It’s not optimal because there are gaps around the 8-21-10-20-cluster. Can it be made more compact? I found after some experimentation that the 25-21 node is the culprit. If I reverse it, dot gives me:
Which is much nicer. It appears to me that dot reasons that if there is an edge a → b then b most likely should be placed below a. That is perhaps too restrictive. If we could tell dot to use the dominance relation it would render call-flow and call-flow-like graphs better. It says that a dominates b if there is no path from any root to b that does not pass through a. So if a dominates b, b would be placed below a (rank(b) > rank(a)). In this case, with the root 1, 14 would be placed below 18, 22 below 27, but 21 would not (necessarily) be placed below 25 since 25 does not dominate 21.
It appears to me that dot reasons that if there is an edge a → b then b most likely should be placed below a.
This is a feature of dot. From the description page:
The layout algorithm aims edges in the same direction (top to bottom, or left to right) and then attempts to avoid edge crossings and reduce edge length.
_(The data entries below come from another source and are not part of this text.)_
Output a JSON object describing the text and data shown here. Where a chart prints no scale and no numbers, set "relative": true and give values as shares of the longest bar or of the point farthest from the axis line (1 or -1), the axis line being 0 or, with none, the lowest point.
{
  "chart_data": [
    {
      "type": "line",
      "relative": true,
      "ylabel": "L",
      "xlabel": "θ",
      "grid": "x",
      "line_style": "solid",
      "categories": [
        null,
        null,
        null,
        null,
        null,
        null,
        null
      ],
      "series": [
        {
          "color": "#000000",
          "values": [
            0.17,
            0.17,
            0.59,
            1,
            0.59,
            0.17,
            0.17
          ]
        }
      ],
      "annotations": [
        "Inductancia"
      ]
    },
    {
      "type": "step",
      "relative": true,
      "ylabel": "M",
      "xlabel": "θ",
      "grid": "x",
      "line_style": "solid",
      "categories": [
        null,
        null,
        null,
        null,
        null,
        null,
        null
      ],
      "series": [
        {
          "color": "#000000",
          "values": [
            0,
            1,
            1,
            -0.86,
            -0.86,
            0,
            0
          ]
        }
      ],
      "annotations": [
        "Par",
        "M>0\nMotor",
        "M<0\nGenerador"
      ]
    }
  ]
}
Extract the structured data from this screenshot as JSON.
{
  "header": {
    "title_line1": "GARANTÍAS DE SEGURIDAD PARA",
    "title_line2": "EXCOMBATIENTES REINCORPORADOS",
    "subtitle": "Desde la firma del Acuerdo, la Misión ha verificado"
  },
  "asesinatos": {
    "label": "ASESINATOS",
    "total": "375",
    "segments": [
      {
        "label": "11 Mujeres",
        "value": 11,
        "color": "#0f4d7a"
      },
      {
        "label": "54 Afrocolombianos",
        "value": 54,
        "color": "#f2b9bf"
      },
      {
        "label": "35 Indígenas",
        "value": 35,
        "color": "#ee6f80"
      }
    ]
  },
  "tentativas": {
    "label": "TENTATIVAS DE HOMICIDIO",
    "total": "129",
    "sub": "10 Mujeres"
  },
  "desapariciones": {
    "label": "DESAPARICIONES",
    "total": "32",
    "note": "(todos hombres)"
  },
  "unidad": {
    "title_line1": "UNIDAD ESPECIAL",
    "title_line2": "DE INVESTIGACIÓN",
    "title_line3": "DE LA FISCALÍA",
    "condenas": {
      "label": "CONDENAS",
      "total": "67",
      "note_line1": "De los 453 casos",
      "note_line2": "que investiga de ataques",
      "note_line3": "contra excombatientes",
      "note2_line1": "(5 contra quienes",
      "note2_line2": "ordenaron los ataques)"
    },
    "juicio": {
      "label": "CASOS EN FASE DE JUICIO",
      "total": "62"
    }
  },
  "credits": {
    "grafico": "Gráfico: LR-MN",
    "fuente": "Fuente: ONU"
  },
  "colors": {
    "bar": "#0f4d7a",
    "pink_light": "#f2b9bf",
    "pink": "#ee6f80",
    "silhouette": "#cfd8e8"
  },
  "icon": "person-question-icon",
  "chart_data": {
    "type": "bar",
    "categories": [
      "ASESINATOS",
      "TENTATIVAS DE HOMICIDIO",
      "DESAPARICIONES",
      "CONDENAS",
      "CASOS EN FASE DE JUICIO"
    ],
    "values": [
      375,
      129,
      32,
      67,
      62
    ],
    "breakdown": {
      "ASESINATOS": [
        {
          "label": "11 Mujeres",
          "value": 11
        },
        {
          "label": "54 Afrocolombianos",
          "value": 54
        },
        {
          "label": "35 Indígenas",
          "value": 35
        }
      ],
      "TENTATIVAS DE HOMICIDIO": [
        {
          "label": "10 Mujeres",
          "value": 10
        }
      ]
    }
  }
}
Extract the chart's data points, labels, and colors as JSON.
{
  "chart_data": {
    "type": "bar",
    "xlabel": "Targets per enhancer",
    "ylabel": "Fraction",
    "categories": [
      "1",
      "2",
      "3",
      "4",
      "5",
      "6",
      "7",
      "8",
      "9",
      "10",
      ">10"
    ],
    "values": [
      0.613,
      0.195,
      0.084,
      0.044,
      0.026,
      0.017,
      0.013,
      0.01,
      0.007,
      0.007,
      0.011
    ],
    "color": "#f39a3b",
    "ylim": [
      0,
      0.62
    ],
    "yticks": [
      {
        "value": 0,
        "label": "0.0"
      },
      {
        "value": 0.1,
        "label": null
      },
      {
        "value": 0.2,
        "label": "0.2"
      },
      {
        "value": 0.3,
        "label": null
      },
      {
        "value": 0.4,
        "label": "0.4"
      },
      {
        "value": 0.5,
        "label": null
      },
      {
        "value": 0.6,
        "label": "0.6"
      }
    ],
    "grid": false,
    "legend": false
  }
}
If the graph has directed cycles, some edges need to be flipped. Dot uses a heuristic based on the order nodes appear in the input, which does a reasonable job of reflecting dominance based on how graphs are typically generated. However, this is not relevant for your example. Since neither 21 nor 25 dominates the other, dot would have to try both edge directions to pick a better one, for some definition of better.
We experimented with something like this in trying to support an aspect ratio attribute, but the algorithms we tried caused so many problems with other beneficial features of dot that we gave up. Please feel free to submit a modification request. Thanks.
I would probably like a layout algorithm that does not use the order of the nodes as a heuristic. Since the graphs are generated and not manually entered the order is mostly immaterial. So for me it would be better if Graphviz analyzed the structure of the graph to determine which nodes should be on top of others.
You could write a preprocessor that takes an arbitrary directed graph and turns it into a DAG. Then finds the dominance relationships in the DAG, and where directed edges are not in a dominance relationship, mark them as nonconstraint edges or minlen=0 edges. This would be a nice little intern project. It could be coded in any language really (say graphviz gvpr, or graphviz C/C++, or any graph package in python or R or Rust or whatever that can at least write in graphviz format.)
As a remark, the whole point of the dot layout is to put b below a if there is an edge a → b. If this isn’t important to your purpose, you might want a different type of layout altogether, such as neato. Also, it turns out that using the order of input heuristic for breaking cycles often works well with generated graphs, as the generation process tends to reflect domain-specific semantics which are then honored in the layout.